Par un mémoire en défense, enregistré le 2 mars 2026, le département des Bouches-du-Rhône conclut au rejet de la requête.
Il fait valoir que
- l’urgence n’est pas caractérisée, dès lors que la requérante était hébergée en chambre d’hôtel jusqu’au 2 mars 2026, n’a pas effectué de démarches tendant à régulariser sa situation sur le territoire français et qu’un rendez-vous est fixé pour lui trouver une solution ;
- aucune atteinte grave et manifestement illégale n’est caractérisée, dès lors que la requérante est suivie depuis 2022 et que son isolement n’est pas établi.
Vu les autres pièces du dossier.
Vu :
- la convention européenne de sauvegarde des droits de l’homme et des libertés fondamentales ;
- la convention internationale relative aux droits de l’enfant ;
- le code de l’action sociale et des familles ;
- la loi n° 91-647 du 10 juillet 1991 ;
- le code de justice administrative.
Le président du tribunal a désigné M. Platillero, vice-président, pour statuer sur les demandes de référé.
Les parties ont été régulièrement averties du jour de l’audience.
Au cours de l’audience publique du 2 mars 2026, tenue en présence de M. Létard, greffier, ont été entendus le rapport de M. Platillero et les observations de :
-Me Grebaut, représentant Mme D…, qui reprend les moyens et conclusions de sa requête et fait en outre valoir qu’elle ne sera plus hébergée à compter de ce jour et qu’un hébergement compatible avec la scolarisation et l’état de santé des enfants doit être proposé ;
- M. C…, représentant le département des Bouches-du-Rhône, qui reprend les moyens de son mémoire en défense.
Le préfet des Bouches-du-Rhône n’était ni présent ni représenté.
La clôture de l’instruction a été prononcée à l’issue de l’audience.
Considérant ce qui suit :
Sur les conclusions présentées sur le fondement de l’article L. 521-2 du code de justice administrative :
1. Aux termes de l’article L. 521-2 du code de justice administrative : « Saisi d’une demande en ce sens justifiée par l’urgence, le juge des référés peut ordonner toutes mesures nécessaires à la sauvegarde d’une liberté fondamentale à laquelle une personne morale de droit public ou un organisme de droit privé chargé de la gestion d’un service public aurait porté, dans l’exercice d’un de ses pouvoirs, une atteinte grave et manifestement illégale. Le juge des référés se prononce dans un délai de quarante-huit heures. ».
2. Aux termes de l’article L. 221-1 du code de l’action sociale et des familles : « Le service de l’aide sociale à l’enfance est un service non personnalisé du département chargé des missions suivantes : / 1° Apporter un soutien matériel, éducatif et psychologique (…) aux mineurs et à leur famille ou à tout détenteur de l’autorité parentale, confrontés à des difficultés risquant de mettre en danger la santé, la sécurité, la moralité de ces mineurs ou de compromettre gravement leur éducation ou leur développement physique, affectif, intellectuel et social (…) 3° Mener en urgence des actions de protection en faveur des mineurs mentionnés au 1° du présent article ; / (…) / 5° (…) organiser le recueil et la transmission, dans les conditions prévues à l’article L. 226-3, des informations préoccupantes relatives aux mineurs dont la santé, la sécurité, la moralité sont en danger ou risquent de l’être ou dont l’éducation ou le développement sont compromis ou risquent de l’être, et participer à leur protection (…) ». Aux termes de l’article L. 222-5 du même code : « Sont pris en charge par le service de l’aide sociale à l’enfance sur décision du président du conseil départemental : (…) 4° Les femmes enceintes et les mères isolées avec leurs enfants de moins de trois ans qui ont besoin d’un soutien matériel et psychologique, notamment parce qu’elles sont sans domicile. (…) ».

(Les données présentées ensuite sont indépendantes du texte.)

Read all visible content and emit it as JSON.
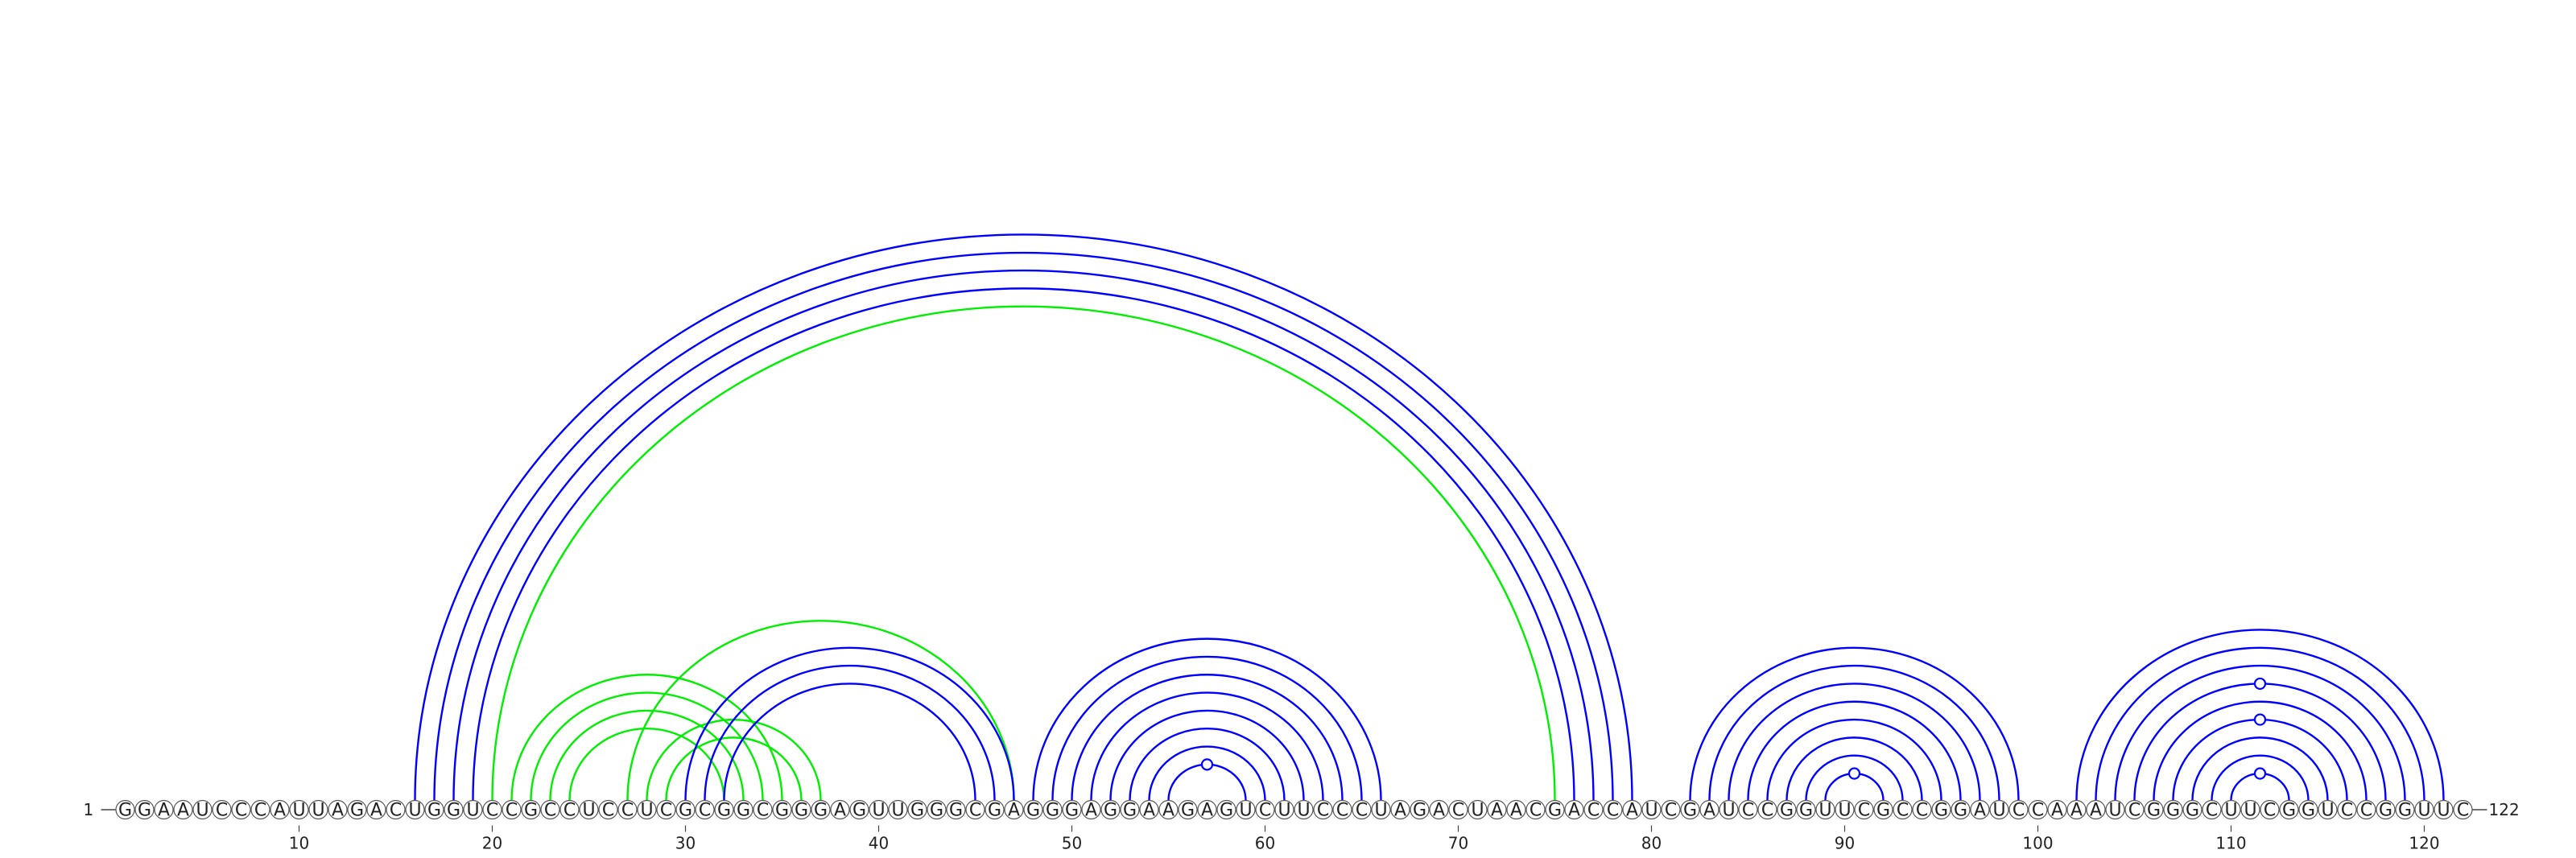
{
  "diagram": {
    "sequence": "GGAAUCCCAUUAGACUGGUCCGCCUCCUCGCGGCGGGAGUUGGGCGAGGGAGGAAGAGUCUUCCCUAGACUAACGACCAUCGAUCCGGUUCGCCGGAUCCAAAUCGGGCUUCGGUCCGGUUC",
    "start_label": "1",
    "end_label": "122",
    "tick_labels": [
      "10",
      "20",
      "30",
      "40",
      "50",
      "60",
      "70",
      "80",
      "90",
      "100",
      "110",
      "120"
    ],
    "tick_positions": [
      10,
      20,
      30,
      40,
      50,
      60,
      70,
      80,
      90,
      100,
      110,
      120
    ],
    "colors": {
      "primary_pairs": "#0000ff",
      "alternative_pairs": "#00ee00"
    },
    "primary_pairs": [
      [
        16,
        79
      ],
      [
        17,
        78
      ],
      [
        18,
        77
      ],
      [
        19,
        76
      ],
      [
        30,
        47
      ],
      [
        31,
        46
      ],
      [
        32,
        45
      ],
      [
        48,
        66
      ],
      [
        49,
        65
      ],
      [
        50,
        64
      ],
      [
        51,
        63
      ],
      [
        52,
        62
      ],
      [
        53,
        61
      ],
      [
        54,
        60
      ],
      [
        55,
        59
      ],
      [
        82,
        99
      ],
      [
        83,
        98
      ],
      [
        84,
        97
      ],
      [
        85,
        96
      ],
      [
        86,
        95
      ],
      [
        87,
        94
      ],
      [
        88,
        93
      ],
      [
        89,
        92
      ],
      [
        102,
        121
      ],
      [
        103,
        120
      ],
      [
        104,
        119
      ],
      [
        105,
        118
      ],
      [
        106,
        117
      ],
      [
        107,
        116
      ],
      [
        108,
        115
      ],
      [
        109,
        114
      ],
      [
        110,
        113
      ]
    ],
    "alternative_pairs": [
      [
        20,
        75
      ],
      [
        21,
        35
      ],
      [
        22,
        34
      ],
      [
        23,
        33
      ],
      [
        24,
        32
      ],
      [
        27,
        47
      ],
      [
        28,
        37
      ],
      [
        29,
        36
      ]
    ],
    "noncanonical_marks": [
      {
        "i": 55,
        "j": 59
      },
      {
        "i": 89,
        "j": 92
      },
      {
        "i": 105,
        "j": 118
      },
      {
        "i": 107,
        "j": 116
      },
      {
        "i": 110,
        "j": 113
      }
    ]
  }
}
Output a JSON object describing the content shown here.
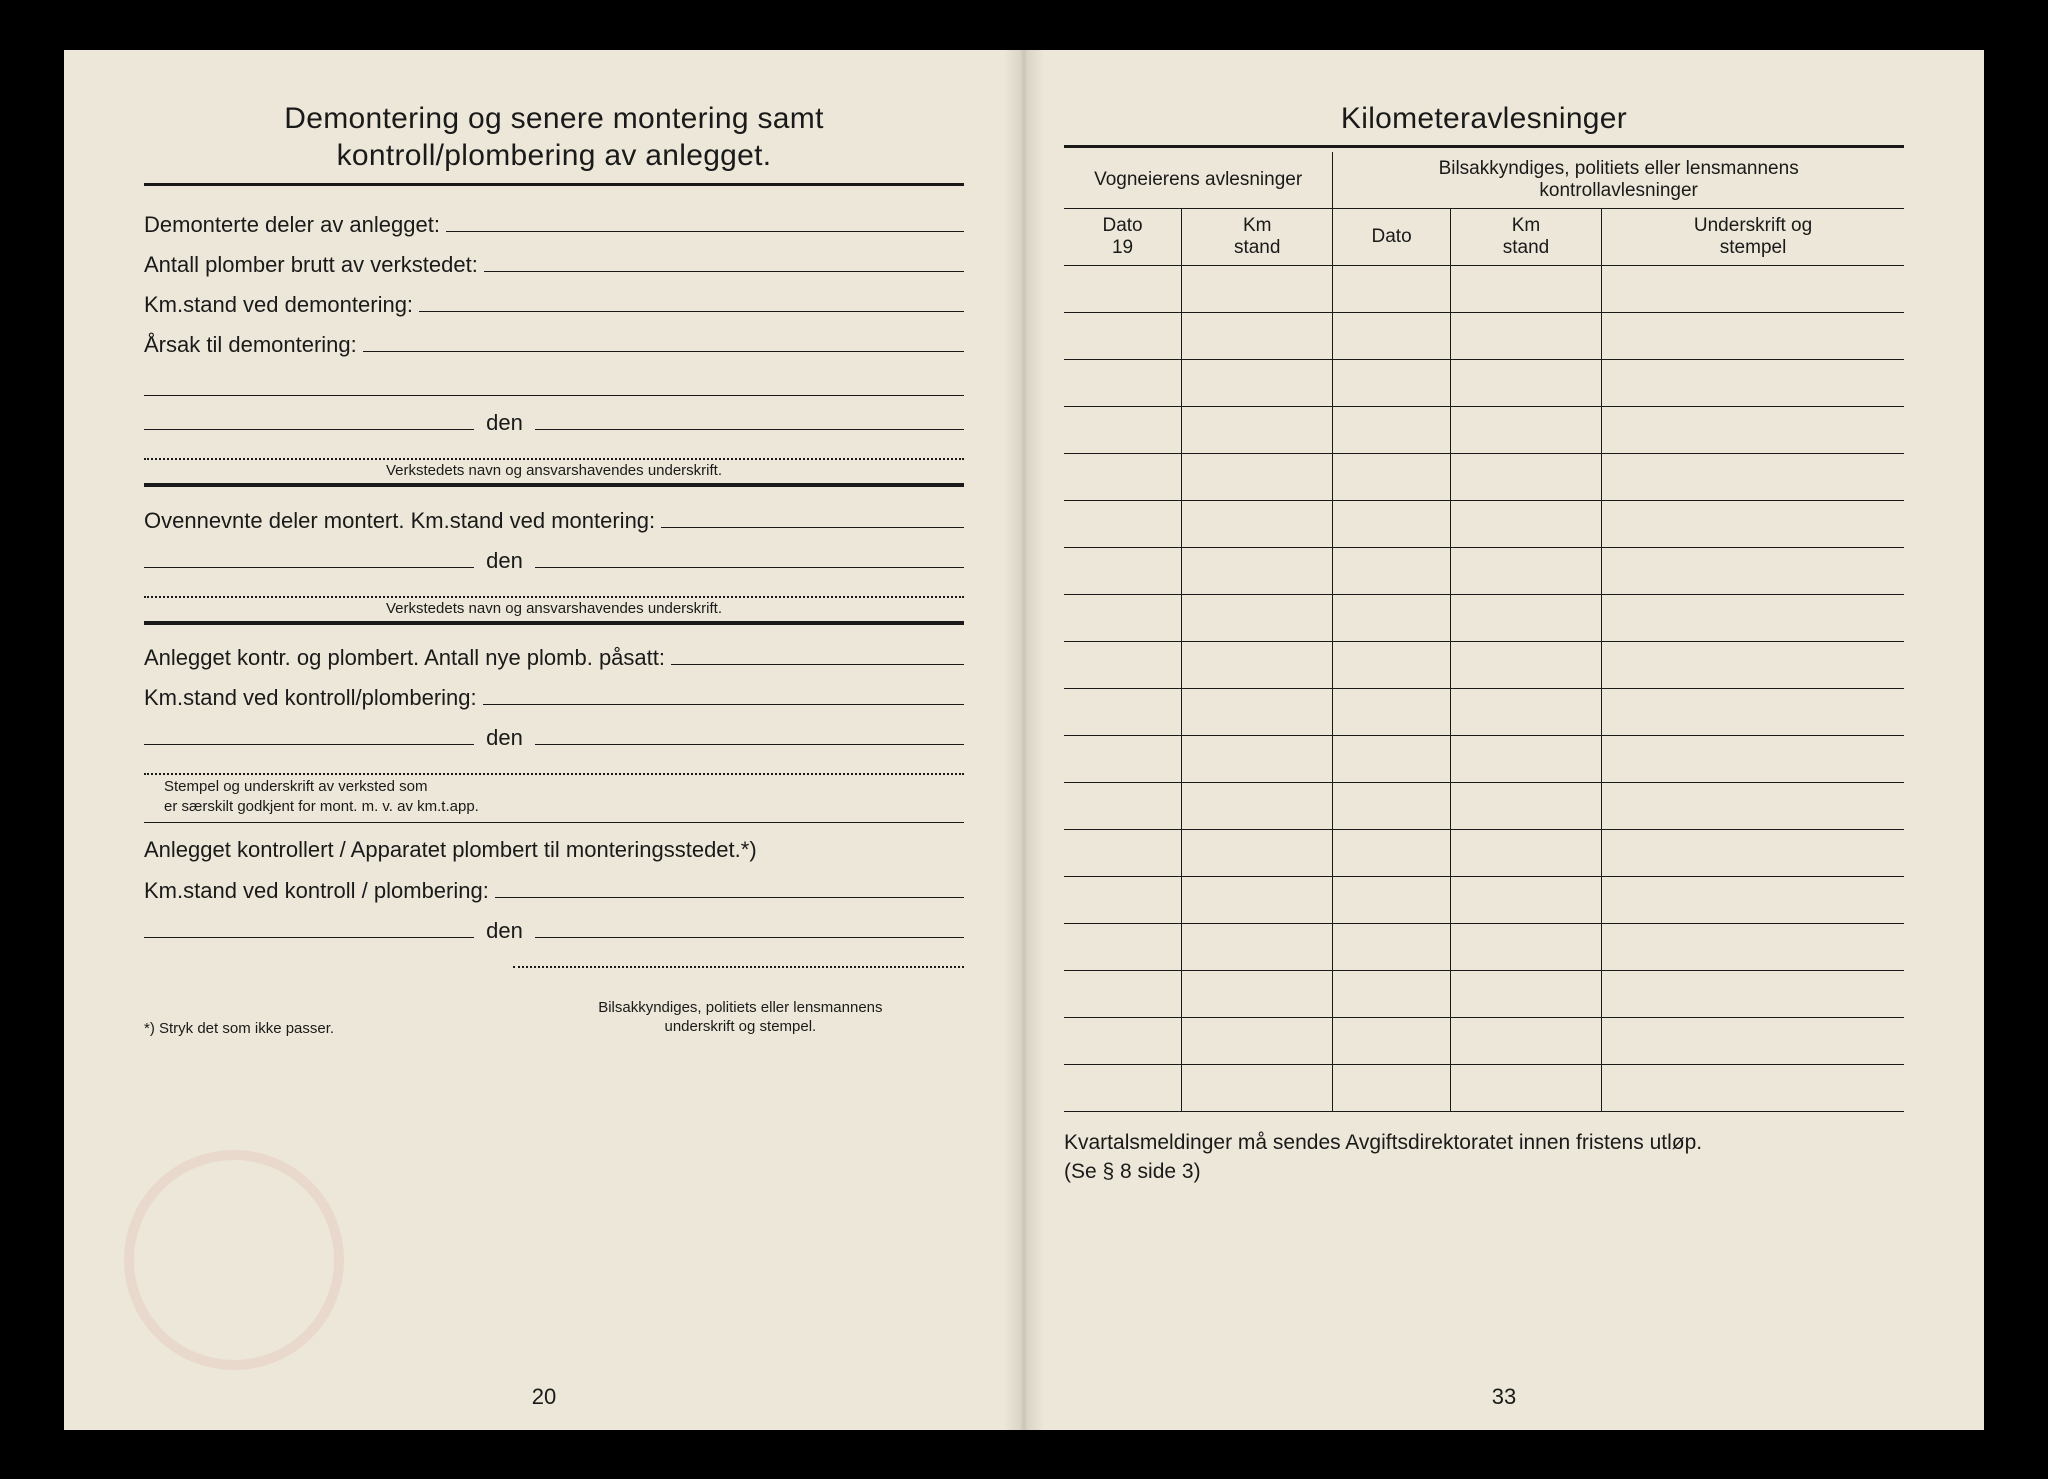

3. D’une part, il résulte de l’instruction que Mme D…, ressortissante comorienne suivie et accompagnée par le département des Bouches-du-Rhône, mère de deux enfants nés les 16 janvier 2022 et 4 juillet 2023, n’a plus pu bénéficier d’un hébergement auprès de tiers à compter du 12 février 2026 et, après avoir reçu l’aide de travailleurs sociaux et passé des appels au « 115 », a été orientée avec ses deux enfants vers la maison d’enfants à caractère social « La Draille » relevant du département des Bouches-du-Rhône du 13 au 27 février 2026 puis a pu séjourner en hôtel du 27 février au 2 mars 2026. Si le département justifie du suivi de la requérante, il est constant qu’à la date de la présente ordonnance, Mme D… ne dispose d’aucune solution d’hébergement alors qu’elle est mère d’un enfant de moins de trois ans. Il suit de là, sans qu’ait à cet égard d’incidence la circonstance opposée par le département que la requérante, qui n’a pas été déboutée d’une demande d’asile ni ne fait l’objet d’une obligation de quitter le territoire français, n’a pas encore effectué de démarches tendant à régulariser sa situation sur le territoire en tant que parent d’enfant français, que la condition d’urgence est satisfaite.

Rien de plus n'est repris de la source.